Subs: Use a “y” cable off the single sub output on the receiver and connect two powered subs to it. In my case only one receiver has a working sub output port on it so I did it this way instead: I connected a “y” cable to the one working sub port on the Sony receiver. Then I connected two more “y” cables to the “y” cable I already connected to the receiver (I did this by connecting one to the red side and the other to white side). This allowed me to connect 4 powered subs off of one single sub woofer port on the back of a receiver. I turned the sub volume on the receiver up all the way. I did not turn the main volume up anywhere near that high nor should you or will cause clipping to the speakers, receiver and damage your hearing (possibly even go deaf). I turned the volume on each powered sub up approximately 1/4 of the way (adjust as needed to make them play at the same volume).

Speaker placement tips:

Powered Subs: Place one in each corner of the room about a 1/2 or so from the baseboard. Elevate if needed. Angle against two walls in a corner if possible.

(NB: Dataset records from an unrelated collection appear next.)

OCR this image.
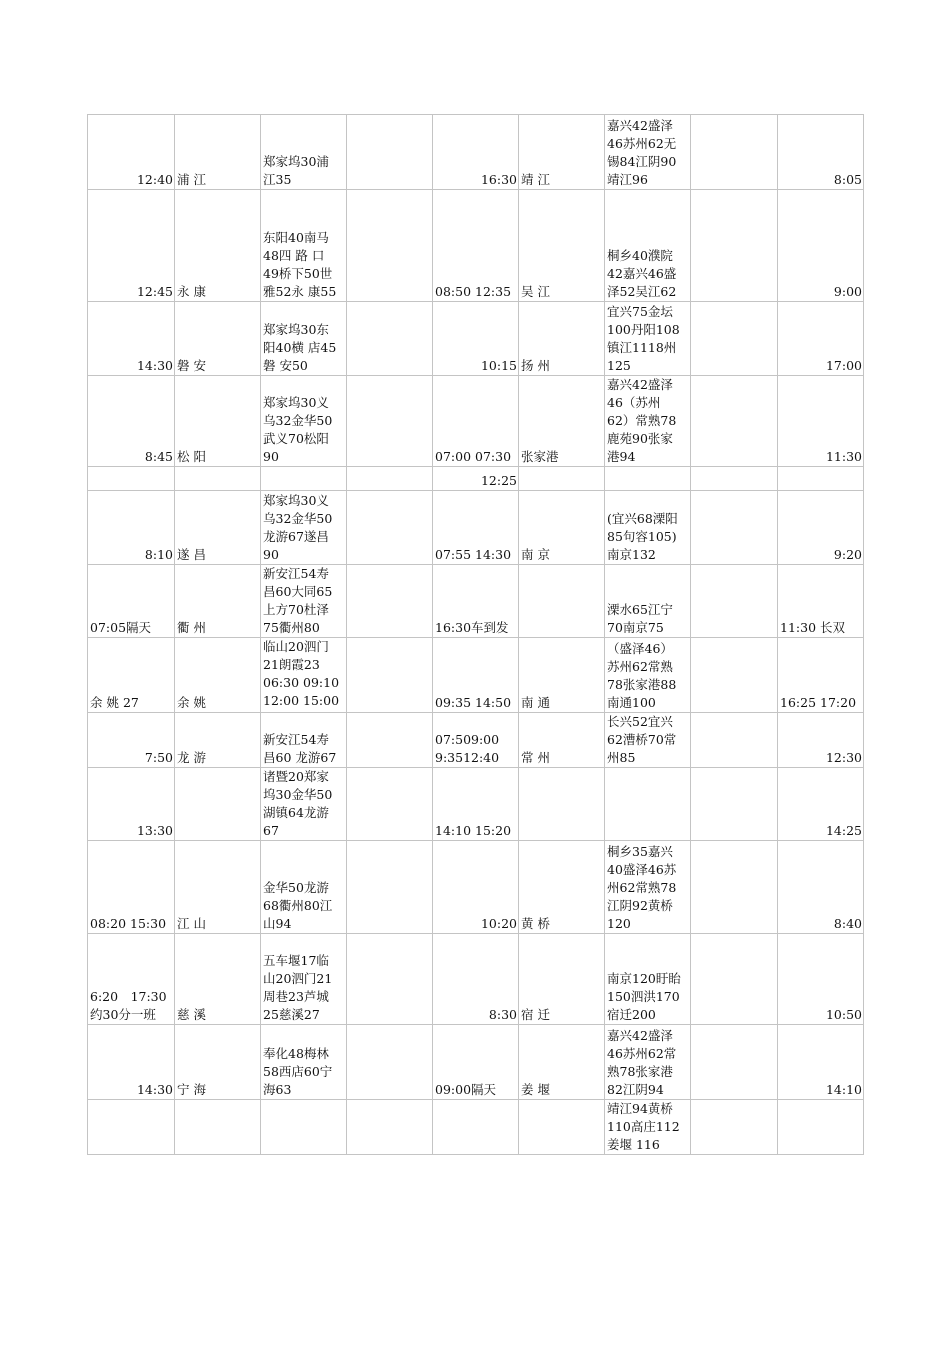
12:40	浦 江	郑家坞30浦
江35		16:30	靖 江	嘉兴42盛泽
46苏州62无
锡84江阴90
靖江96		8:05
12:45	永 康	东阳40南马
48四 路 口
49桥下50世
雅52永 康55		08:50 12:35	吴 江	桐乡40濮院
42嘉兴46盛
泽52吴江62		9:00
14:30	磐 安	郑家坞30东
阳40横 店45
磐 安50		10:15	扬 州	宜兴75金坛
100丹阳108
镇江1118州
125		17:00
8:45	松 阳	郑家坞30义
乌32金华50
武义70松阳
90		07:00 07:30	张家港	嘉兴42盛泽
46（苏州
62）常熟78
鹿苑90张家
港94		11:30
				12:25				
8:10	遂 昌	郑家坞30义
乌32金华50
龙游67遂昌
90		07:55 14:30	南 京	(宜兴68溧阳
85句容105)
南京132		9:20
07:05隔天	衢 州	新安江54寿
昌60大同65
上方70杜泽
75衢州80		16:30车到发		溧水65江宁
70南京75		11:30 长双
余 姚 27	余 姚	临山20泗门
21朗霞23
06:30 09:10
12:00 15:00		09:35 14:50	南 通	（盛泽46）
苏州62常熟
78张家港88
南通100		16:25 17:20
7:50	龙 游	新安江54寿
昌60 龙游67		07:509:00
9:3512:40	常 州	长兴52宜兴
62漕桥70常
州85		12:30
13:30		诸暨20郑家
坞30金华50
湖镇64龙游
67		14:10 15:20				14:25
08:20 15:30	江 山	金华50龙游
68衢州80江
山94		10:20	黄 桥	桐乡35嘉兴
40盛泽46苏
州62常熟78
江阴92黄桥
120		8:40
6:20　17:30
约30分一班	慈 溪	五车堰17临
山20泗门21
周巷23芦城
25慈溪27		8:30	宿 迁	南京120盱眙
150泗洪170
宿迁200		10:50
14:30	宁 海	奉化48梅林
58西店60宁
海63		09:00隔天	姜 堰	嘉兴42盛泽
46苏州62常
熟78张家港
82江阴94		14:10
						靖江94黄桥
110高庄112
姜堰 116		
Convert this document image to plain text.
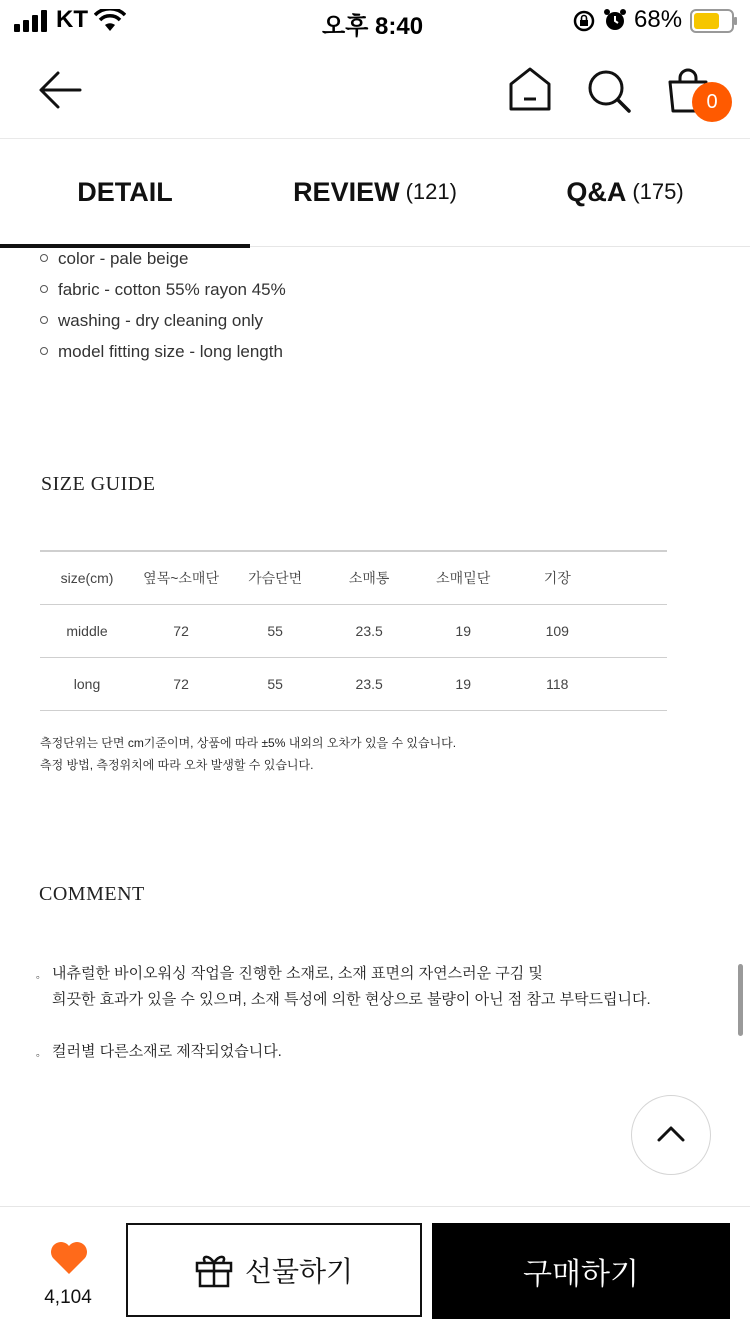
KT	오후 8:40	68%
0
DETAIL	REVIEW (121)	Q&A (175)
color - pale beige
fabric - cotton 55% rayon 45%
washing - dry cleaning only
model fitting size - long length
SIZE GUIDE
size(cm)	옆목~소매단	가슴단면	소매통	소매밑단	기장	
middle	72	55	23.5	19	109	
long	72	55	23.5	19	118	
측정단위는 단면 cm기준이며, 상품에 따라 ±5% 내외의 오차가 있을 수 있습니다.
측정 방법, 측정위치에 따라 오차 발생할 수 있습니다.
COMMENT
。 내츄럴한 바이오워싱 작업을 진행한 소재로, 소재 표면의 자연스러운 구김 및
희끗한 효과가 있을 수 있으며, 소재 특성에 의한 현상으로 불량이 아닌 점 참고 부탁드립니다.
。 컬러별 다른소재로 제작되었습니다.
4,104
선물하기	구매하기
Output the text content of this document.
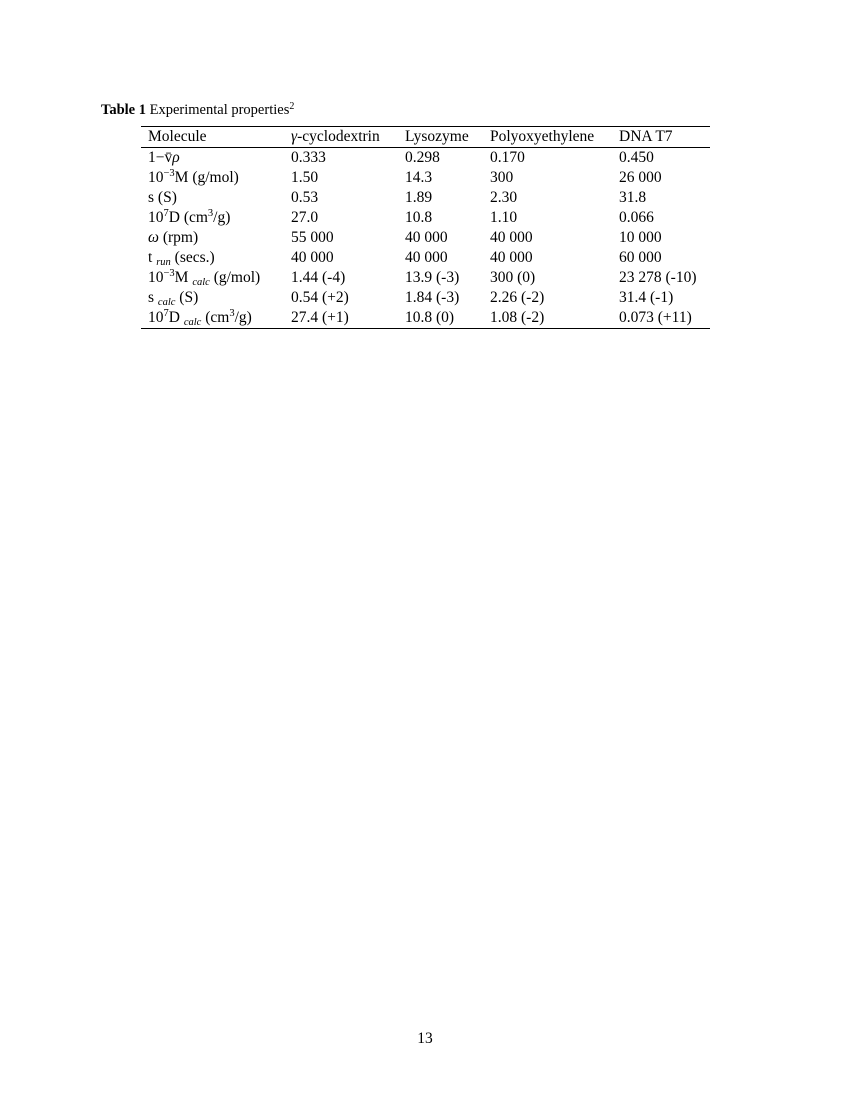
Table 1 Experimental properties$^2$
Molecule	γ-cyclodextrin	Lysozyme	Polyoxyethylene	DNA T7
1−v̄ρ	0.333	0.298	0.170	0.450
$10^{-3}M$ (g/mol)	1.50	14.3	300	26 000
s (S)	0.53	1.89	2.30	31.8
$10^7D$ $(cm^3/g)$	27.0	10.8	1.10	0.066
ω (rpm)	55 000	40 000	40 000	10 000
t run (secs.)	40 000	40 000	40 000	60 000
$10^{-3}M$ calc (g/mol)	1.44 (-4)	13.9 (-3)	300 (0)	23 278 (-10)
s calc (S)	0.54 (+2)	1.84 (-3)	2.26 (-2)	31.4 (-1)
$10^7D$ calc $(cm^3/g)$	27.4 (+1)	10.8 (0)	1.08 (-2)	0.073 (+11)
13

PS:  (Use 10’s if that is the best you can find, but 12’s are much better for this). Place them about a 1/2″ or so from the baseboard and make sure they sit directly on the floor. Elevate slightly only if necessary. Use these as speaker stands for the 5 1/4″ speakers (or whatever size you end up using. Personally I think 5 1/4″ are perfect in size for optimal sound movement and recreation of sound).

LR, RR and RC: Use speaker stands for these speakers. Remember you want these speakers to be as close as possible in height as the speakers sitting on the pseudo subs.

MC: Elevate only slightly off the ground and angle it up towards you, but not aimed at the ceiling.